In order to address this ongoing harm, the government must identify suitable alternative modes of accommodation immediately and introduce new modes of accommodation in 2021.
Further priorities that government needs to act on right now are identified in the Catherine Day Report (page 83). The following actions can and should be done immediately;
1. Carry out vulnerability assessments for all people in the international protection process to identify and accommodate their special reception needs. A pilot program has commenced, but this will need to be heavily resourced to ensure that all people can be assessed, as Ireland has been obliged to do since 2018.
2. The allowances currently paid to people in direct provision should be increased from January 2021 and regularly reviewed in line with the cost of living. (4.12) – This has not been done.
3. The right to work should be made available after 3 months. (5.1) – This has been reduced to 6 months, not 3 months. It should be reduced to 3 months or 0 months without delay.
4. Applicants should be entitled to apply for driving tests and licenses as soon as they have made an application for protection. (5.2) – This has not been done yet. Government has committed to implementing this by summer 2021 in the White Paper.

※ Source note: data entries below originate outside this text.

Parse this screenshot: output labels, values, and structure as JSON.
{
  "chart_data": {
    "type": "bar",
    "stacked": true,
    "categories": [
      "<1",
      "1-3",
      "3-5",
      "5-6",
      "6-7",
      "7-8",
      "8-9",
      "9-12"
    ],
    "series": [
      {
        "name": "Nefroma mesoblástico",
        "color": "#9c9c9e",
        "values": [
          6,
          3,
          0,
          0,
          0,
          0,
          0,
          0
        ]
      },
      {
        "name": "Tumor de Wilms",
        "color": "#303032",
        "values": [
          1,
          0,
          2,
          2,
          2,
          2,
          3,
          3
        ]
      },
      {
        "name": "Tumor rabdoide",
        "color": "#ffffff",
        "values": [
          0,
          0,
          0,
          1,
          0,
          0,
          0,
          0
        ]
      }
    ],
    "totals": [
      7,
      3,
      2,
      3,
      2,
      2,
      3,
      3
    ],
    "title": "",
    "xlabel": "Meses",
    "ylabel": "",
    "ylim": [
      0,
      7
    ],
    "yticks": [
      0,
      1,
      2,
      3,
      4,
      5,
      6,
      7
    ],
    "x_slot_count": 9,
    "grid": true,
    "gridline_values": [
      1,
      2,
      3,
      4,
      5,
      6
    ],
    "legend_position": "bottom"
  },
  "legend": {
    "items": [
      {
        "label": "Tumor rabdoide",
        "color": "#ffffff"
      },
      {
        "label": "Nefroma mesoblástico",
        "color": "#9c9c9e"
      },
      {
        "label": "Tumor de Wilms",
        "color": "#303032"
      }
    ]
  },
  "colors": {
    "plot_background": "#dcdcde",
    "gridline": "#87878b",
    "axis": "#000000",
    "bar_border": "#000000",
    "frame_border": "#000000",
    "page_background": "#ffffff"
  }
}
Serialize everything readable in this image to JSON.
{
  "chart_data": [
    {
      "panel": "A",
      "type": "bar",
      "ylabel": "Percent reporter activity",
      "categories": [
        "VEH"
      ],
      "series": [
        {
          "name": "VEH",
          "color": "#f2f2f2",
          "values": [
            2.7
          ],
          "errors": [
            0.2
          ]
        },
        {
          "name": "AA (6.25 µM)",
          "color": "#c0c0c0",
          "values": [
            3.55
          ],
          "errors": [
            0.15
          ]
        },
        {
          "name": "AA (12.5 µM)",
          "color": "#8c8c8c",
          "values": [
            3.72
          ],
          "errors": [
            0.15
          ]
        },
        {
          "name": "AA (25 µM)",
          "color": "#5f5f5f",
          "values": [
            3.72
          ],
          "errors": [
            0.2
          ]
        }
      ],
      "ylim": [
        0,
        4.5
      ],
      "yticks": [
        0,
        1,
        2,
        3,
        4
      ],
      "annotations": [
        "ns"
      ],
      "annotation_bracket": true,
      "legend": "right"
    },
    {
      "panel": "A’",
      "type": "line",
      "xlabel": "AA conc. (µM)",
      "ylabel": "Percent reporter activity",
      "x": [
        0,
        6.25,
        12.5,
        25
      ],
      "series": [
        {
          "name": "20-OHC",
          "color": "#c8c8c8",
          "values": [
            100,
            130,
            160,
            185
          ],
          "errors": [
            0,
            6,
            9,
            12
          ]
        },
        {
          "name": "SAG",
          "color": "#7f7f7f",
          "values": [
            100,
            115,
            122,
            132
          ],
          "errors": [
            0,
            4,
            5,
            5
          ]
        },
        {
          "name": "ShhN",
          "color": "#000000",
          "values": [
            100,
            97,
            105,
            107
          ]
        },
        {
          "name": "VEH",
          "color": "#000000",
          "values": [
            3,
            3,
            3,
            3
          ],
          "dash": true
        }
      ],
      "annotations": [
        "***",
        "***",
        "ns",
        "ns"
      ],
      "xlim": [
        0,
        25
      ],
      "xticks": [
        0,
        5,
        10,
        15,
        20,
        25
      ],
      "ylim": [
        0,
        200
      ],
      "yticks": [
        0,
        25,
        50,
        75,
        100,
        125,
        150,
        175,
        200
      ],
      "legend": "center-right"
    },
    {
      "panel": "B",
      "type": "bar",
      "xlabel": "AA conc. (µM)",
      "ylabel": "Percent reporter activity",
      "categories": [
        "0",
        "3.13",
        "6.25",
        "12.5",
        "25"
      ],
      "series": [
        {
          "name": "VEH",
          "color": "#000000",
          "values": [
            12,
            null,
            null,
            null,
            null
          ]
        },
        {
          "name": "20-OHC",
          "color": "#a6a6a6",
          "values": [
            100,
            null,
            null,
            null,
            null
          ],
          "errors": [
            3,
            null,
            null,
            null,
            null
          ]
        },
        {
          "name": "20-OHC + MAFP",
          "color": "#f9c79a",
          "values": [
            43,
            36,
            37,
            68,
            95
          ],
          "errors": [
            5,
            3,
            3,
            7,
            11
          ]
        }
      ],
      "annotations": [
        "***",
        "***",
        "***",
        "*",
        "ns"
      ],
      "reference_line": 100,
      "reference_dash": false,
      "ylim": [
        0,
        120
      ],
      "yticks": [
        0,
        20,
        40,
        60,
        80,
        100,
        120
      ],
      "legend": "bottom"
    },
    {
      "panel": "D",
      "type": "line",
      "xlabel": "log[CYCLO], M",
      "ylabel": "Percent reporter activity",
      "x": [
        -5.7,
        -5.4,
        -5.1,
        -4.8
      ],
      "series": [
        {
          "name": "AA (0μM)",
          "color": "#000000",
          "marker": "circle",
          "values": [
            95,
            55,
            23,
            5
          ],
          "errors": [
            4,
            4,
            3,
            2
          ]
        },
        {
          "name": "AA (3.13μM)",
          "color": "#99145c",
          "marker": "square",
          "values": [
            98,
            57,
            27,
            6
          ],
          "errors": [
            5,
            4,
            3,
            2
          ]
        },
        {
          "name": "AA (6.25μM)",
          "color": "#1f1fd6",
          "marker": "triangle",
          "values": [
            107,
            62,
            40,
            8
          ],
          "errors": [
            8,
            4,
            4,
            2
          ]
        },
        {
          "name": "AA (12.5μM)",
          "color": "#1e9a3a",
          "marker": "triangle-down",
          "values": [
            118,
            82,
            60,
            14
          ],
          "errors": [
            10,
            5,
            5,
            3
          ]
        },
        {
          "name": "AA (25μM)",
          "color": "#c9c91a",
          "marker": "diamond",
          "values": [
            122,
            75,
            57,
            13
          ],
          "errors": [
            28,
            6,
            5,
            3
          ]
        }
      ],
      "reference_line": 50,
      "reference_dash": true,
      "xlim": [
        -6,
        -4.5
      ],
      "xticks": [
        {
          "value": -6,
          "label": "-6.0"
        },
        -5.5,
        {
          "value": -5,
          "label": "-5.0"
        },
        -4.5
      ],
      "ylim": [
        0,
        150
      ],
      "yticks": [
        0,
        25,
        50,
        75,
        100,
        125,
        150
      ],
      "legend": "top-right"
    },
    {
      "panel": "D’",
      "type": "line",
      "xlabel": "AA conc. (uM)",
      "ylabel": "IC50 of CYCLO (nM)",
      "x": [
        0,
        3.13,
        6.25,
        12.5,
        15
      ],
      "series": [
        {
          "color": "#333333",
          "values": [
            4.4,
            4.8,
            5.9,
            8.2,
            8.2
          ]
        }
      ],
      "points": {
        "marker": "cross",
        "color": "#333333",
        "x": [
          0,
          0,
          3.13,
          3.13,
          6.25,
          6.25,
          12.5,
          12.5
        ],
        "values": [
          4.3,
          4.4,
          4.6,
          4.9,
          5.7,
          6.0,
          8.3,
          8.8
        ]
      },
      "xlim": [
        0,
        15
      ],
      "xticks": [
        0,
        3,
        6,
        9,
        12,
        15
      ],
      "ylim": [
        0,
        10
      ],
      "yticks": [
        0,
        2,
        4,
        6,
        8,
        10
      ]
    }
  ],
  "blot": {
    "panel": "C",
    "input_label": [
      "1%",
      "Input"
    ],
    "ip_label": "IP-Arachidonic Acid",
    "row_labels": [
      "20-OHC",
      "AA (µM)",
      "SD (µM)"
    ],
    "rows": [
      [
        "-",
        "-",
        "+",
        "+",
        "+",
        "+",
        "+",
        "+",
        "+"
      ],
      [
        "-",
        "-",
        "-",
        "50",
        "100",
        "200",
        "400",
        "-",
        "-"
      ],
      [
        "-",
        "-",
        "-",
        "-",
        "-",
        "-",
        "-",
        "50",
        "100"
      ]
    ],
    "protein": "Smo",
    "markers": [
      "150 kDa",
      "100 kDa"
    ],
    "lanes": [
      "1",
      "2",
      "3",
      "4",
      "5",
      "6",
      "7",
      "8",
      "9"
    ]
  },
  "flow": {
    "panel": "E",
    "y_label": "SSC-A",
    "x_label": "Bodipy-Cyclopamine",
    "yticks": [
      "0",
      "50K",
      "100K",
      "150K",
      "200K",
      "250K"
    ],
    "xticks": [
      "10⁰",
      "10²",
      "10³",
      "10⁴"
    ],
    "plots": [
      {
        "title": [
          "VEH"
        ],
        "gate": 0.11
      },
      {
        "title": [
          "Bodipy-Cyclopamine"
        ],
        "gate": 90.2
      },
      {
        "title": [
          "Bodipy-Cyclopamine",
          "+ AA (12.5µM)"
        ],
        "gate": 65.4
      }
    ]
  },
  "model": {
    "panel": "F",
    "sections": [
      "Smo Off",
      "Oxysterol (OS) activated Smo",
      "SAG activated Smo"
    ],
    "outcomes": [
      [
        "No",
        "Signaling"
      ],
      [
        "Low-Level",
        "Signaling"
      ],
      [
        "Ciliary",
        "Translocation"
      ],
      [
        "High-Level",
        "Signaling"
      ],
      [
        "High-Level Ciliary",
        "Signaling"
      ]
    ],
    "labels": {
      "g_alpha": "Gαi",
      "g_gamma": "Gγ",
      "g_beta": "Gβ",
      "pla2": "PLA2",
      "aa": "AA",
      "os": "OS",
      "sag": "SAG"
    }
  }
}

5. Applicants should have the right to access higher education on the same basis and at the same fees as Irish people, once they meet the qualifying criteria (5.5). Access to education has been expanded but not to this extent; education is a human right, delay is not acceptable.
6. To clear the backlog of current cases a one-off case-processing approach should be introduced for all applications which have been more than two years in the system (6.7). This has not been done and there has been no commitment by the Department of Justice to do so. This priority – the case processing system – is a crucial action that needs immediate implementation by the Department of Justice.
The delays in the international protection process have worsened due to the impact of Covid-19, because international protection interviews and tribunals were paused for many months. People have been left waiting sometimes for over one year for a decision even after their interview. This has a negative effect on people’s mental health, ability to integrate in the community and delays the possibility of their family members joining them. As well as the once-off case processing approach for all applications which have been more than two years in the system, the government must act to ensure that interviews take place and decisions issue within specific lengths of time. The Minister for Justice must ensure that the International Protection Office has the resources, staff IT equipment to deliver this.
We know that our government can act quickly in the common interest when it has needed to since the start of COVID-19. We’ve had 21 years of people in Ireland living in direct provision and the harm that this does to people and to our communities. The government must act now identify suitable alternative modes of accommodation immediately, while also taking immediate actions to fully implement the priorities identified in the Catherine Day Report, and introduce new modes of accommodation in 2021.
I look forward to your response on each the actions listed above which require your immediate attention.